According to data by the Commerce Ministry, exports of ready-to-wear textile products rose 11 per cent to US $ 11.57 billion in January from US $ 10.13 billion in December 2023, although volume data for these shipments was not available on the Ministry’s NIRYAT platform.
The total value of textile exports over the first ten months of the current fiscal year, which runs from April 2023 to January 2024, was US $ 27.69 billion, a decrease from US $ 29.41 billion during the same period in 2022–2023.
European countries, primarily Denmark, Germany, the Netherlands, Italy, and Poland, were the primary purchasers of Indian readymade garments (RMG). These nations saw a 19 per cent month-over-month increase, culminating in US $ 4.30 billion in January.

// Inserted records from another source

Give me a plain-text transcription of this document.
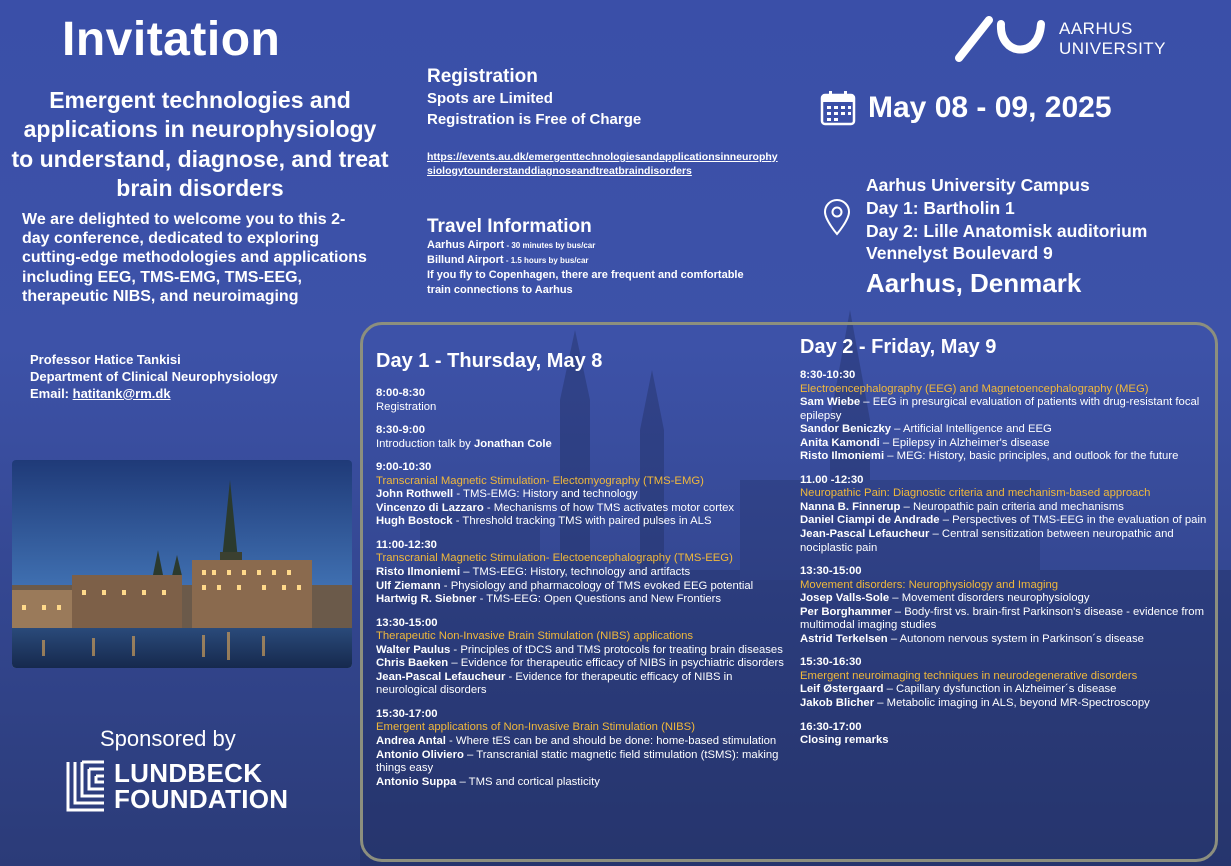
Invitation
Emergent technologies and applications in neurophysiology to understand, diagnose, and treat brain disorders
We are delighted to welcome you to this 2-day conference, dedicated to exploring cutting-edge methodologies and applications including EEG, TMS-EMG, TMS-EEG, therapeutic NIBS, and neuroimaging
Professor Hatice Tankisi
Department of Clinical Neurophysiology
Email: hatitank@rm.dk
Sponsored by
LUNDBECK
FOUNDATION
Registration
Spots are Limited
Registration is Free of Charge
https://events.au.dk/emergenttechnologiesandapplicationsinneurophysiologytounderstanddiagnoseandtreatbraindisorders
Travel Information
Aarhus Airport - 30 minutes by bus/car
Billund Airport - 1.5 hours by bus/car
If you fly to Copenhagen, there are frequent and comfortable train connections to Aarhus
AARHUS
UNIVERSITY
May 08 - 09, 2025
Aarhus University Campus
Day 1: Bartholin 1
Day 2: Lille Anatomisk auditorium
Vennelyst Boulevard 9
Aarhus, Denmark
Day 1 - Thursday, May 8
8:00-8:30
Registration
8:30-9:00
Introduction talk by Jonathan Cole
9:00-10:30
Transcranial Magnetic Stimulation- Electomyography (TMS-EMG)
John Rothwell - TMS-EMG: History and technology
Vincenzo di Lazzaro - Mechanisms of how TMS activates motor cortex
Hugh Bostock - Threshold tracking TMS with paired pulses in ALS
11:00-12:30
Transcranial Magnetic Stimulation- Electoencephalography (TMS-EEG)
Risto Ilmoniemi – TMS-EEG: History, technology and artifacts
Ulf Ziemann - Physiology and pharmacology of TMS evoked EEG potential
Hartwig R. Siebner - TMS-EEG: Open Questions and New Frontiers
13:30-15:00
Therapeutic Non-Invasive Brain Stimulation (NIBS) applications
Walter Paulus - Principles of tDCS and TMS protocols for treating brain diseases
Chris Baeken – Evidence for therapeutic efficacy of NIBS in psychiatric disorders
Jean-Pascal Lefaucheur - Evidence for therapeutic efficacy of NIBS in neurological disorders
15:30-17:00
Emergent applications of Non-Invasive Brain Stimulation (NIBS)
Andrea Antal - Where tES can be and should be done: home-based stimulation
Antonio Oliviero – Transcranial static magnetic field stimulation (tSMS): making things easy
Antonio Suppa – TMS and cortical plasticity
Day 2 - Friday, May 9
8:30-10:30
Electroencephalography (EEG) and Magnetoencephalography (MEG)
Sam Wiebe – EEG in presurgical evaluation of patients with drug-resistant focal epilepsy
Sandor Beniczky – Artificial Intelligence and EEG
Anita Kamondi – Epilepsy in Alzheimer's disease
Risto Ilmoniemi – MEG: History, basic principles, and outlook for the future
11.00 -12:30
Neuropathic Pain: Diagnostic criteria and mechanism-based approach
Nanna B. Finnerup – Neuropathic pain criteria and mechanisms
Daniel Ciampi de Andrade – Perspectives of TMS-EEG in the evaluation of pain
Jean-Pascal Lefaucheur – Central sensitization between neuropathic and nociplastic pain
13:30-15:00
Movement disorders: Neurophysiology and Imaging
Josep Valls-Sole – Movement disorders neurophysiology
Per Borghammer – Body-first vs. brain-first Parkinson's disease - evidence from multimodal imaging studies
Astrid Terkelsen – Autonom nervous system in Parkinson´s disease
15:30-16:30
Emergent neuroimaging techniques in neurodegenerative disorders
Leif Østergaard – Capillary dysfunction in Alzheimer´s disease
Jakob Blicher – Metabolic imaging in ALS, beyond MR-Spectroscopy
16:30-17:00
Closing remarks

“Red Sea crisis will make things a little more expensive, and it is impacting everybody. India cannot be seen separately. It will also impact exports of Bangladesh, China, and others. Overall, global trade has become more expensive because of the Red Sea crisis,” said Rahul Mehta, president, Clothing Manufacturers Association of India (CMAI).
Rerouting from Africa has resulted in increased shipping costs for Indian goods. The commerce ministry said in a report last month that about 95 per cent of vessels had diverted around the Cape of Good Hope, adding 4,000–6,000 nautical miles and 14–20 days to itineraries.
India’s textile and apparel market is predicted to reach US $ 387.3 billion by 2028, rising at a compound annual growth rate (CAGR) of 14.59 per cent from US $ 172.3 billion in 2022, according to the Indian Brand Equity Foundation (IBEF), an organisation founded by the ministry of commerce and industry.